Furthermore, there was virtually no sensitization to generalized dopamine receptor activation with the mixed D₁/D₂ receptor agonist apomorphine following chronic cocaine self-administration, similar to D₁ receptor challenge, but also no emergent differences in sensitivity between low and high intake groups in withdrawal. Thus, differential alterations in postsynaptic D₁ and D₂ receptor responsiveness are revealed only when each receptor is stimulated independently, possibly due to competing D₁ and D₂ receptor effects in low and high intake animals. Given that high intake animals tended to show greater cocaine-induced reinstatement of cocaine seeking, the lack of difference with apomorphine challenge may be related to direct rather than indirect mechanisms of dopamine receptor stimulation. In addition, these apomorphine data agree with a previous study that found that the ability of drugs to reinstate cocaine-seeking behavior is related to their ability to cross-sensitize with cocaine (De Vries et al, 1999). However, as in the case of MK-801, our results suggest that the degree of cross-sensitization and reinstatement is not necessarily related to addicted phenotypes with non-dopaminergic ligands.

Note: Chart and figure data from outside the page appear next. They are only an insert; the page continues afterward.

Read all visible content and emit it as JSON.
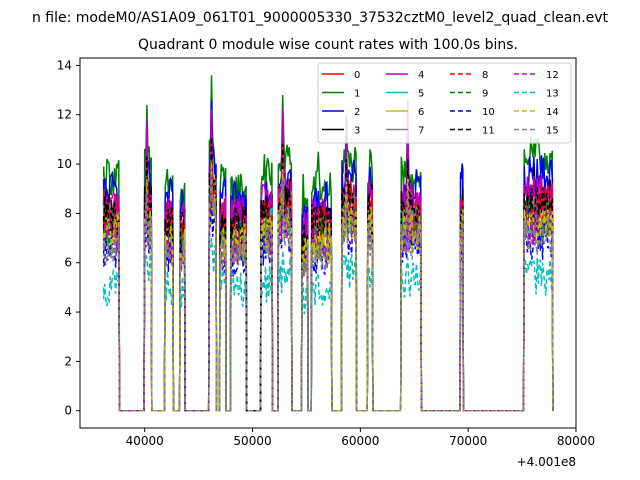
{
  "chart_data": {
    "type": "line",
    "suptitle": "n file: modeM0/AS1A09_061T01_9000005330_37532cztM0_level2_quad_clean.evt",
    "title": "Quadrant 0 module wise count rates with 100.0s bins.",
    "xlabel": "",
    "ylabel": "",
    "x_offset_label": "+4.001e8",
    "xlim": [
      34000,
      80000
    ],
    "ylim": [
      -0.7,
      14.3
    ],
    "xticks": [
      40000,
      50000,
      60000,
      70000,
      80000
    ],
    "xtick_labels": [
      "40000",
      "50000",
      "60000",
      "70000",
      "80000"
    ],
    "yticks": [
      0,
      2,
      4,
      6,
      8,
      10,
      12,
      14
    ],
    "ytick_labels": [
      "0",
      "2",
      "4",
      "6",
      "8",
      "10",
      "12",
      "14"
    ],
    "grid": false,
    "legend_position": "upper right",
    "legend_columns": 4,
    "segments": [
      [
        36200,
        37600
      ],
      [
        40000,
        40600
      ],
      [
        41900,
        42600
      ],
      [
        43300,
        43700
      ],
      [
        46000,
        46600
      ],
      [
        47000,
        47500
      ],
      [
        48000,
        49400
      ],
      [
        50800,
        51800
      ],
      [
        52400,
        53600
      ],
      [
        54600,
        55100
      ],
      [
        55500,
        57300
      ],
      [
        58300,
        59600
      ],
      [
        60700,
        61100
      ],
      [
        63800,
        65600
      ],
      [
        69300,
        69500
      ],
      [
        75200,
        77800
      ]
    ],
    "series": [
      {
        "name": "0",
        "color": "#ff0000",
        "dashed": false,
        "levels": [
          8.3,
          8.6,
          7.9,
          7.6,
          9.4,
          7.8,
          8.0,
          8.3,
          8.6,
          7.2,
          7.9,
          8.7,
          8.6,
          8.3,
          8.4,
          8.7
        ],
        "peaks": [
          0,
          10.8,
          0,
          0,
          11.3,
          0,
          0,
          0,
          11.0,
          0,
          0,
          10.2,
          9.1,
          10.4,
          8.4,
          0
        ]
      },
      {
        "name": "1",
        "color": "#008000",
        "dashed": false,
        "levels": [
          9.5,
          10.0,
          9.1,
          8.6,
          10.5,
          9.1,
          9.0,
          9.5,
          10.2,
          8.3,
          9.0,
          10.0,
          9.8,
          9.6,
          9.2,
          10.3
        ],
        "peaks": [
          10.1,
          12.4,
          9.8,
          9.0,
          13.6,
          10.0,
          0,
          10.4,
          12.8,
          9.6,
          10.5,
          12.0,
          9.3,
          12.3,
          9.4,
          11.0
        ]
      },
      {
        "name": "2",
        "color": "#0000ff",
        "dashed": false,
        "levels": [
          8.9,
          9.4,
          8.6,
          8.2,
          10.0,
          8.6,
          8.5,
          8.9,
          9.5,
          7.8,
          8.5,
          9.4,
          9.2,
          9.0,
          9.4,
          9.6
        ],
        "peaks": [
          0,
          11.5,
          0,
          0,
          12.6,
          0,
          0,
          0,
          12.0,
          0,
          0,
          11.3,
          9.3,
          11.4,
          9.4,
          10.3
        ]
      },
      {
        "name": "3",
        "color": "#000000",
        "dashed": false,
        "levels": [
          8.1,
          8.5,
          7.8,
          7.4,
          9.1,
          7.8,
          7.7,
          8.1,
          8.6,
          7.0,
          7.7,
          8.6,
          8.4,
          8.2,
          8.3,
          8.6
        ],
        "peaks": [
          0,
          10.9,
          0,
          0,
          11.6,
          0,
          0,
          0,
          11.2,
          0,
          0,
          10.6,
          9.0,
          10.6,
          8.3,
          9.9
        ]
      },
      {
        "name": "4",
        "color": "#bf00bf",
        "dashed": false,
        "levels": [
          8.4,
          8.8,
          8.0,
          7.7,
          9.4,
          8.1,
          8.0,
          8.4,
          9.0,
          7.3,
          8.0,
          8.9,
          8.6,
          8.5,
          8.5,
          8.8
        ],
        "peaks": [
          0,
          11.8,
          0,
          0,
          12.2,
          0,
          0,
          0,
          12.3,
          0,
          0,
          11.5,
          9.4,
          12.6,
          8.5,
          0
        ]
      },
      {
        "name": "5",
        "color": "#00bfbf",
        "dashed": false,
        "levels": [
          7.4,
          7.8,
          7.1,
          6.8,
          8.5,
          7.1,
          7.0,
          7.4,
          7.9,
          6.5,
          7.1,
          7.9,
          7.7,
          7.5,
          7.6,
          7.8
        ],
        "peaks": [
          0,
          9.6,
          0,
          0,
          10.4,
          0,
          0,
          0,
          10.1,
          0,
          0,
          9.6,
          8.3,
          9.6,
          7.6,
          0
        ]
      },
      {
        "name": "6",
        "color": "#bfbf00",
        "dashed": false,
        "levels": [
          7.0,
          7.4,
          6.7,
          6.4,
          8.0,
          6.7,
          6.6,
          7.0,
          7.5,
          6.1,
          6.7,
          7.5,
          7.3,
          7.1,
          7.2,
          7.4
        ],
        "peaks": [
          0,
          9.2,
          0,
          0,
          9.9,
          0,
          0,
          0,
          9.6,
          0,
          0,
          9.1,
          7.9,
          9.2,
          7.2,
          0
        ]
      },
      {
        "name": "7",
        "color": "#808080",
        "dashed": false,
        "levels": [
          7.6,
          8.0,
          7.3,
          7.0,
          8.7,
          7.3,
          7.2,
          7.6,
          8.1,
          6.6,
          7.3,
          8.1,
          7.9,
          7.7,
          7.8,
          8.0
        ],
        "peaks": [
          0,
          9.9,
          0,
          0,
          10.7,
          0,
          0,
          0,
          10.4,
          0,
          0,
          9.8,
          8.5,
          9.9,
          7.8,
          0
        ]
      },
      {
        "name": "8",
        "color": "#ff0000",
        "dashed": true,
        "levels": [
          7.8,
          8.2,
          7.5,
          7.2,
          8.9,
          7.5,
          7.4,
          7.8,
          8.3,
          6.8,
          7.5,
          8.3,
          8.1,
          7.9,
          8.0,
          8.2
        ],
        "peaks": [
          0,
          10.2,
          0,
          0,
          11.0,
          0,
          0,
          0,
          10.7,
          0,
          0,
          10.1,
          8.7,
          10.1,
          8.0,
          0
        ]
      },
      {
        "name": "9",
        "color": "#008000",
        "dashed": true,
        "levels": [
          7.3,
          7.7,
          7.0,
          6.7,
          8.3,
          7.0,
          6.9,
          7.3,
          7.8,
          6.4,
          7.0,
          7.8,
          7.6,
          7.4,
          7.5,
          7.7
        ],
        "peaks": [
          0,
          9.5,
          0,
          0,
          10.2,
          0,
          0,
          0,
          9.9,
          0,
          0,
          9.4,
          8.1,
          9.5,
          7.5,
          0
        ]
      },
      {
        "name": "10",
        "color": "#0000ff",
        "dashed": true,
        "levels": [
          6.5,
          7.0,
          6.4,
          6.1,
          7.6,
          6.3,
          6.2,
          6.6,
          7.1,
          5.8,
          6.3,
          7.0,
          6.8,
          6.7,
          6.7,
          6.9
        ],
        "peaks": [
          0,
          8.8,
          0,
          0,
          9.5,
          0,
          0,
          0,
          9.2,
          0,
          0,
          8.7,
          7.5,
          8.8,
          6.7,
          0
        ]
      },
      {
        "name": "11",
        "color": "#000000",
        "dashed": true,
        "levels": [
          7.9,
          8.3,
          7.6,
          7.3,
          9.0,
          7.6,
          7.5,
          7.9,
          8.4,
          6.9,
          7.6,
          8.4,
          8.2,
          8.0,
          8.1,
          8.3
        ],
        "peaks": [
          0,
          10.3,
          0,
          0,
          11.1,
          0,
          0,
          0,
          10.8,
          0,
          0,
          10.2,
          8.8,
          10.2,
          8.1,
          0
        ]
      },
      {
        "name": "12",
        "color": "#bf00bf",
        "dashed": true,
        "levels": [
          7.1,
          7.5,
          6.8,
          6.5,
          8.1,
          6.8,
          6.7,
          7.1,
          7.6,
          6.2,
          6.8,
          7.6,
          7.4,
          7.2,
          7.3,
          7.5
        ],
        "peaks": [
          0,
          9.3,
          0,
          0,
          10.0,
          0,
          0,
          0,
          9.7,
          0,
          0,
          9.2,
          8.0,
          9.3,
          7.3,
          0
        ]
      },
      {
        "name": "13",
        "color": "#00bfbf",
        "dashed": true,
        "levels": [
          5.0,
          5.8,
          5.0,
          4.9,
          6.2,
          5.0,
          4.8,
          5.1,
          5.5,
          4.6,
          5.0,
          5.6,
          5.5,
          5.2,
          5.3,
          5.4
        ],
        "peaks": [
          0,
          6.2,
          0,
          0,
          7.0,
          0,
          0,
          0,
          6.5,
          0,
          0,
          6.3,
          5.8,
          6.2,
          5.3,
          0
        ]
      },
      {
        "name": "14",
        "color": "#bfbf00",
        "dashed": true,
        "levels": [
          7.2,
          7.6,
          6.9,
          6.6,
          8.2,
          6.9,
          6.8,
          7.2,
          7.7,
          6.3,
          6.9,
          7.7,
          7.5,
          7.3,
          7.4,
          7.6
        ],
        "peaks": [
          0,
          9.4,
          0,
          0,
          10.1,
          0,
          0,
          0,
          9.8,
          0,
          0,
          9.3,
          8.0,
          9.4,
          7.4,
          0
        ]
      },
      {
        "name": "15",
        "color": "#808080",
        "dashed": true,
        "levels": [
          6.7,
          7.1,
          6.5,
          6.2,
          7.8,
          6.5,
          6.4,
          6.8,
          7.3,
          5.9,
          6.5,
          7.2,
          7.0,
          6.9,
          6.9,
          7.1
        ],
        "peaks": [
          0,
          8.9,
          0,
          0,
          9.6,
          0,
          0,
          0,
          9.3,
          0,
          0,
          8.8,
          7.6,
          8.9,
          6.9,
          0
        ]
      }
    ]
  }
}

Addiction-related changes in cocaine self-administration dose–response curves may reflect increased motivation for drugs (incentive sensitization), but reduced pharmacological impact of drugs on reward processes (tolerance) leading to compensatory increases in drug intake (Emmett-Oglesby et al, 1993; Piazza et al, 2000). Our results suggest that such changes, whether due to higher cocaine exposure or an inherent disposition, could result in enhancing D₂ and reducing D₁ receptor responsiveness, respectively. Furthermore, the emergence of these features from early to late withdrawal parallels time-dependent increases in cocaine-seeking behaviors that have been shown to persist from weeks to months following chronic cocaine self-administration (Tran-Nguyen et al, 1998; Grimm et al, 2001). The further intensification of increased D₂ receptor function is particularly troublesome, since it could exacerbate the behavioral response to conditioned stimuli (cues) and stressful situations that activate dopamine release in rats and humans (Rouge-Pont et al, 1998; Phillips et al, 2003; Pruessner et al, 2004), and, thus, facilitate relapse to cocaine use despite efforts to abstain. While our results suggest that reduced D₁ receptor function could exacerbate this situation, they also suggest that restoring the balance between functional D₁ and D₂ receptor responses, whether through increasing D₁, decreasing D₂, or both should be considered as a potential therapeutic approach for reversing alterations associated with cocaine addiction.